Ce tableau si repoussant nous ne l’avons point exagéré. Si, sans sortir des limites du vrai, nous avions voulu le charger de plus noires couleurs, nous n’aurions eu qu’à tracer le récit d’une exécution à mort dans un autre pays que la France, en Espagne par exemple. C’est alors que l’on aurait vu plus réellement encore le spectacle de l’homme ôtant la vie à l’homme, matériellement, physiquement, de ses propres mains, après une lutte ignoble et barbare que prolonge toujours la lente et douloureuse agonie du supplicié.

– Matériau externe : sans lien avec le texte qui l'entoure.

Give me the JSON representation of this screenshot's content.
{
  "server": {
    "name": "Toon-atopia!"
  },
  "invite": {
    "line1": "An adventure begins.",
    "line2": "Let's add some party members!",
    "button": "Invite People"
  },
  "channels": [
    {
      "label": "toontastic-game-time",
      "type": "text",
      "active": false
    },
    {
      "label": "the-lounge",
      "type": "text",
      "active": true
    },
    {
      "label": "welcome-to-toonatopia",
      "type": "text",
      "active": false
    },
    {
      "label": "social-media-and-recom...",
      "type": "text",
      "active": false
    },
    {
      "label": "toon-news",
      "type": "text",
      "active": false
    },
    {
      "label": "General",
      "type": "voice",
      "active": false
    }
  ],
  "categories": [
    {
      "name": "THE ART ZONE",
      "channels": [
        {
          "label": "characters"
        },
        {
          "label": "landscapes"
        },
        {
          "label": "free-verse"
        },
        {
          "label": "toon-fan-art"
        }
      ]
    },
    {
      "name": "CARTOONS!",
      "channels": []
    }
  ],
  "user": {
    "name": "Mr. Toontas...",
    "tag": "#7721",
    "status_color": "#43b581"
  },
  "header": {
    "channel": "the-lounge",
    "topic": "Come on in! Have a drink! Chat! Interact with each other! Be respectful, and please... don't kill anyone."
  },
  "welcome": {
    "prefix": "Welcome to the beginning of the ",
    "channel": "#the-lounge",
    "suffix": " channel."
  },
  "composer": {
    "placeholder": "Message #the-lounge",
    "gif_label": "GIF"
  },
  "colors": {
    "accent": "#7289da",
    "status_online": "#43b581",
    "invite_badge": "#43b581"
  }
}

Il faut donc le reconnaître, le spectacle d’une exécution à mort est essentiellement immoral, puisqu’il tend à corrompre les mœurs du peuple, à fausser son jugement, à dépraver son cœur en le familiarisant avec l’image du meurtre, et en l’attirant sur la place publique par l’attrait d’un plaisir féroce qui flatte ses penchans grossiers; puisqu’enfin, après l’exécution, ce spectacle, loin de pénétrer les assistans d’une salutaire et religieuse terreur, leur inspire, au contraire, une compassion irréfléchie pour le supplicié, une haine injuste pour l’autorité, et surtout une inexprimable et invincible horreur pour l’homme sans entrailles qui s’est fait le glaive vivant de la loi.
Sans doute, l’impression produite par ces spectacles sanguinaires n’est pas toujours la même; elle doit nécessairement varier suivant les temps, les lieux, les circonstances et une infinité d’autres causes; mais, ce que l’on peut hardiment affirmer, c’est qu’elle est-toujours immorale et funeste. Ces cruelles exécutions enlèvent à leurs travaux une foule d’artisans et d’ouvriers aux passions ardentes, aux organes grossiers, qui s’y ruent avec une sorte de fureur, parce qu’ils n’ont pu trouver dans les bienfaits d’une éducation libérale cette culture de mœurs, cette sensibilité douce qui les aurait prémunis contre l’entraînement d’une barbare curiosité. Outre cette perte d’un temps toujours précieux pour l’agriculture et l’industrie, d’autres inconvéniens résultent encore de l’impression terrible que produisent ces scènes de destruction sur l’esprit des spectateurs. Des excitations à la vengeance, au meurtre et au suicide, des attaques d’épilepsie, des fausses couches, des affections cérébrales de toute espèce, et enfin ces affreuses monomanies homicides produites par la contagion d’un fatal exemple, et dont l’existence long-temps contestée est aujourd’hui universellement reconnue, grâce aux savans travaux et aux consciencieuses recherches des plus illustres médecins.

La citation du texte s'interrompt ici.